Watch, Hope and Wait Little Girl: I'm Coming Back To You is a World War I song written by Lew Brown, and composed by Will Clayton. The song was first published in 1918 by Broadway Music Co. in New York, NY. The sheet music cover was designed by E.E. Walton, and features a young woman in a heart of red, white, and blue, flowers are gathered at her knees

It was written for voice and piano.

Initially the song was titled, "(Watch, Hope and Wait) Little Girl (Until I Come Back to You)." It was altered to the more positive title, "(Watch, Hope, and Wait) Little Girl ('I'm Coming Back to You')."

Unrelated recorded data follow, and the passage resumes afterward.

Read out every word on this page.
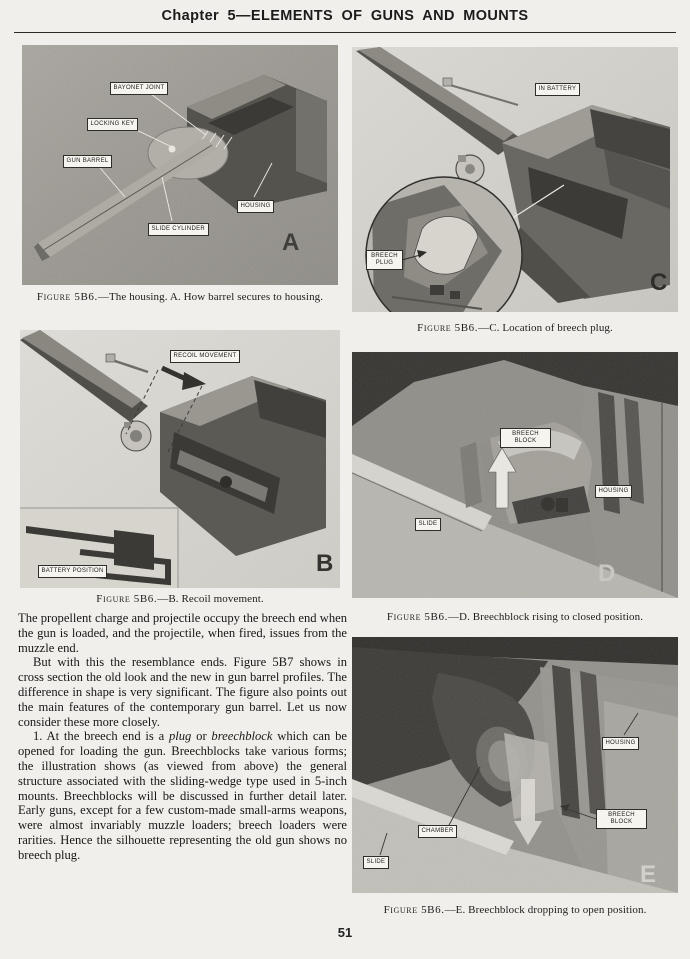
Chapter 5—ELEMENTS OF GUNS AND MOUNTS
BAYONET JOINT
LOCKING KEY
GUN BARREL
SLIDE CYLINDER
HOUSING
A
Figure 5B6.—The housing. A. How barrel secures to housing.
RECOIL MOVEMENT
BATTERY POSITION	B
Figure 5B6.—B. Recoil movement.
IN BATTERY
BREECH PLUG
C
Figure 5B6.—C. Location of breech plug.
BREECH BLOCK
HOUSING
SLIDE
D
Figure 5B6.—D. Breechblock rising to closed position.
HOUSING
BREECH BLOCK
CHAMBER
SLIDE	E
Figure 5B6.—E. Breechblock dropping to open position.

The propellent charge and projectile occupy the breech end when the gun is loaded, and the projectile, when fired, issues from the muzzle end.

But with this the resemblance ends. Figure 5B7 shows in cross section the old look and the new in gun barrel profiles. The difference in shape is very significant. The figure also points out the main features of the contemporary gun barrel. Let us now consider these more closely.

1. At the breech end is a plug or breechblock which can be opened for loading the gun. Breechblocks take various forms; the illustration shows (as viewed from above) the general structure associated with the sliding-wedge type used in 5-inch mounts. Breechblocks will be discussed in further detail later. Early guns, except for a few custom-made small-arms weapons, were almost invariably muzzle loaders; breech loaders were rarities. Hence the silhouette representing the old gun shows no breech plug.

51
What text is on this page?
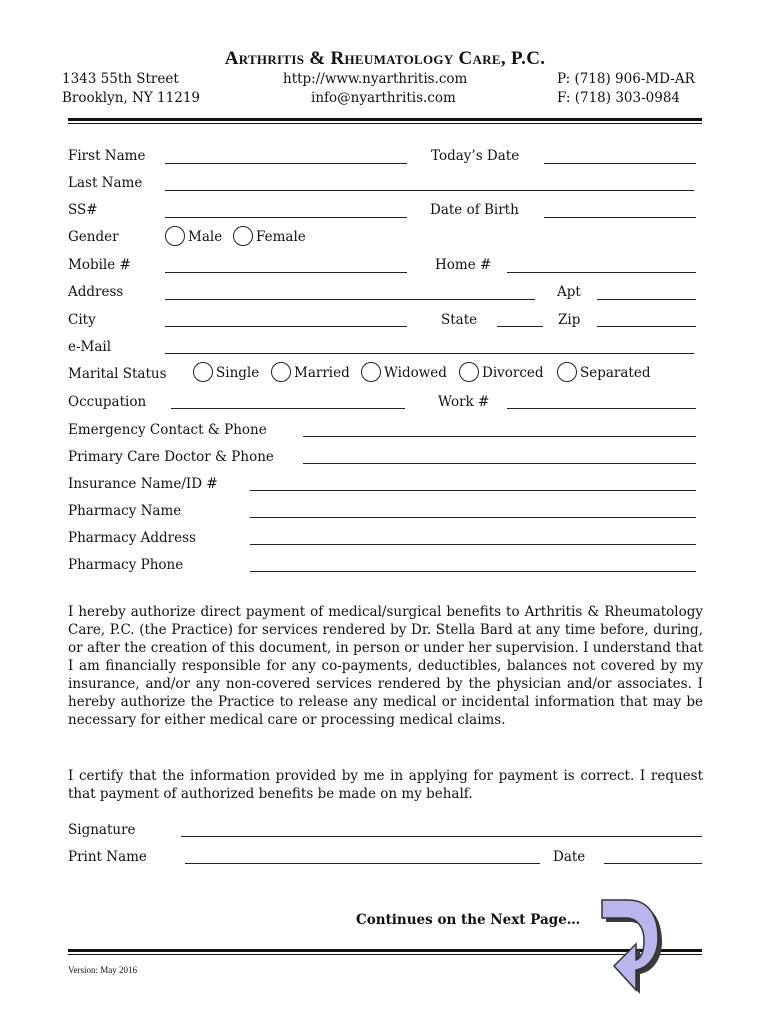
Arthritis & Rheumatology Care, P.C.
1343 55th Street
Brooklyn, NY 11219
http://www.nyarthritis.com
info@nyarthritis.com
P: (718) 906-MD-AR
F: (718) 303-0984
First Name	Today’s Date
Last Name
SS#	Date of Birth
Gender	Male	Female
Mobile #	Home #
Address	Apt
City	State	Zip
e-Mail
Marital Status	Single	Married	Widowed	Divorced	Separated
Occupation	Work #
Emergency Contact & Phone
Primary Care Doctor & Phone
Insurance Name/ID #
Pharmacy Name
Pharmacy Address
Pharmacy Phone
I hereby authorize direct payment of medical/surgical benefits to Arthritis & Rheumatology Care, P.C. (the Practice) for services rendered by Dr. Stella Bard at any time before, during, or after the creation of this document, in person or under her supervision. I understand that I am financially responsible for any co-payments, deductibles, balances not covered by my insurance, and/or any non-covered services rendered by the physician and/or associates. I hereby authorize the Practice to release any medical or incidental information that may be necessary for either medical care or processing medical claims.
I certify that the information provided by me in applying for payment is correct. I request that payment of authorized benefits be made on my behalf.
Signature
Print Name	Date
Continues on the Next Page…
Version: May 2016
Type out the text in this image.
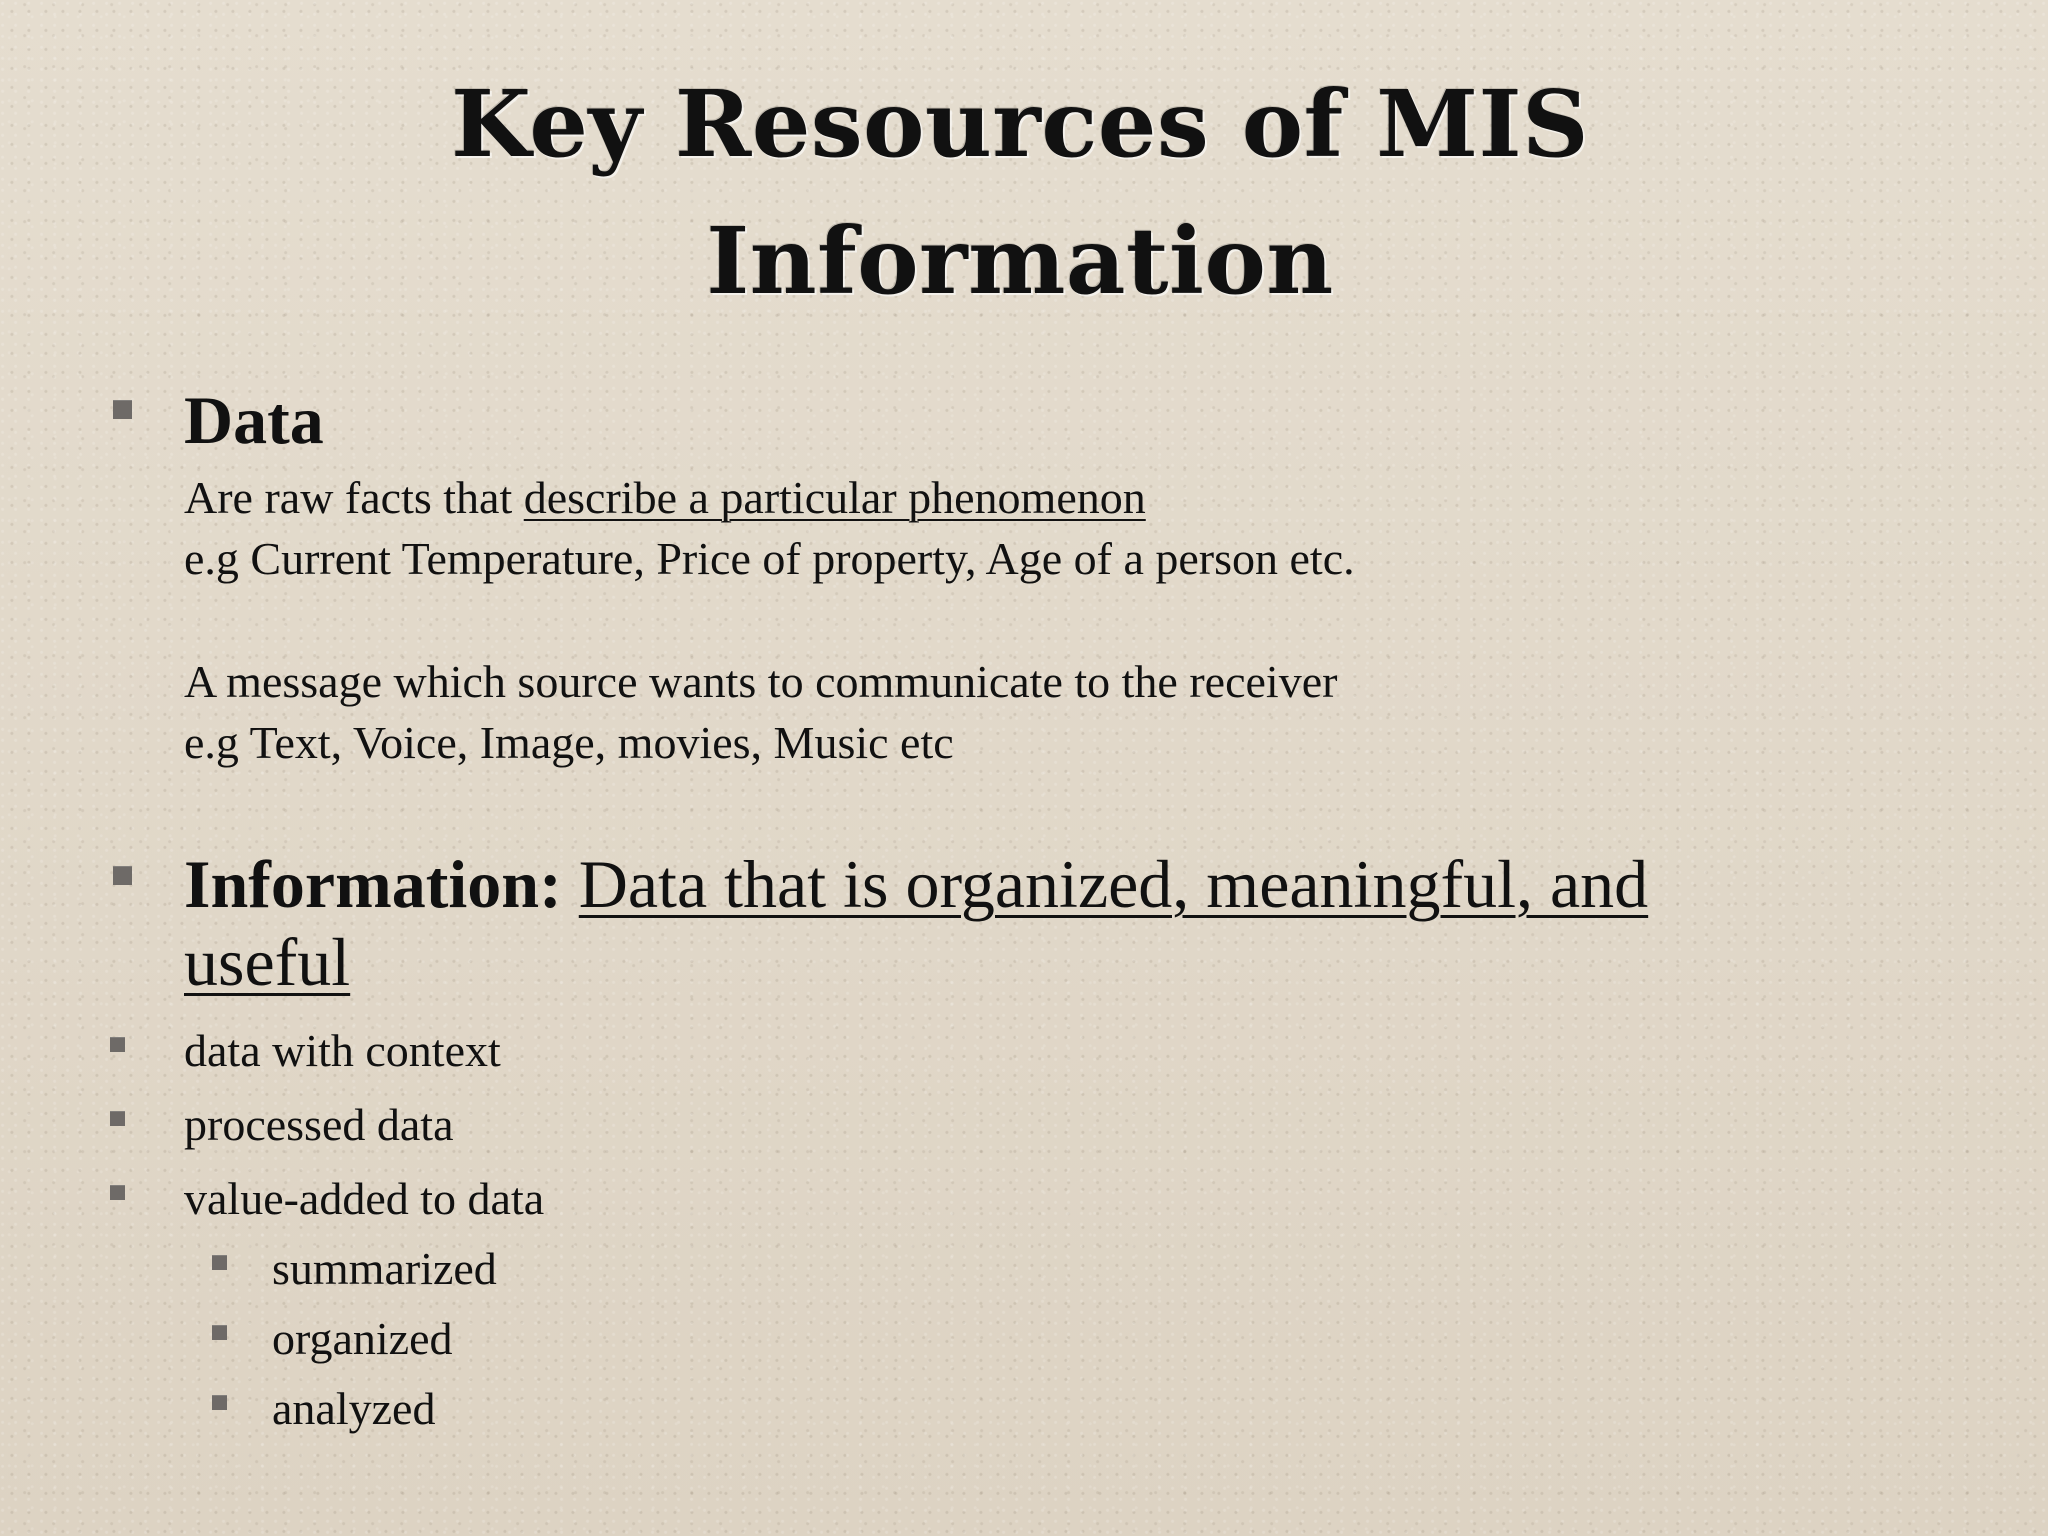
Key Resources of MIS
Information
Data
Are raw facts that describe a particular phenomenon
e.g Current Temperature, Price of property, Age of a person etc.
A message which source wants to communicate to the receiver
e.g Text, Voice, Image, movies, Music etc
Information: Data that is organized, meaningful, and
useful
data with context
processed data
value-added to data
summarized
organized
analyzed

A version of the song was recorded on November 8, 1918, by tenor Charles H. Hart with conductor Josef Pasternack. It was released by Victor Records.

The lyrics' tone is positive and hopeful. A soldier is telling his girlfriend that "all the world looks bright." The war is over and he is returning home. He proclaims that "happy days" are in their near future, and even promises that wedding bells will soon ring. The chorus is as follows:

Watch, little girl, and hope, little girl,
And wait, little girl, for me;
Smile, little girl, all the while, little girl,
Though I'm across the sea.
Give my love to ma,
Say "hello" to pa;
I'm not there but, dear, I know
How overjoyed you are.
It means, little girl, that our dreams, little girl,
Are surely coming true;
We have won, little girl,
Our duty's done, little girl
I'm coming back to you.

The sheet music can be found at Pritzker Military Museum & Library.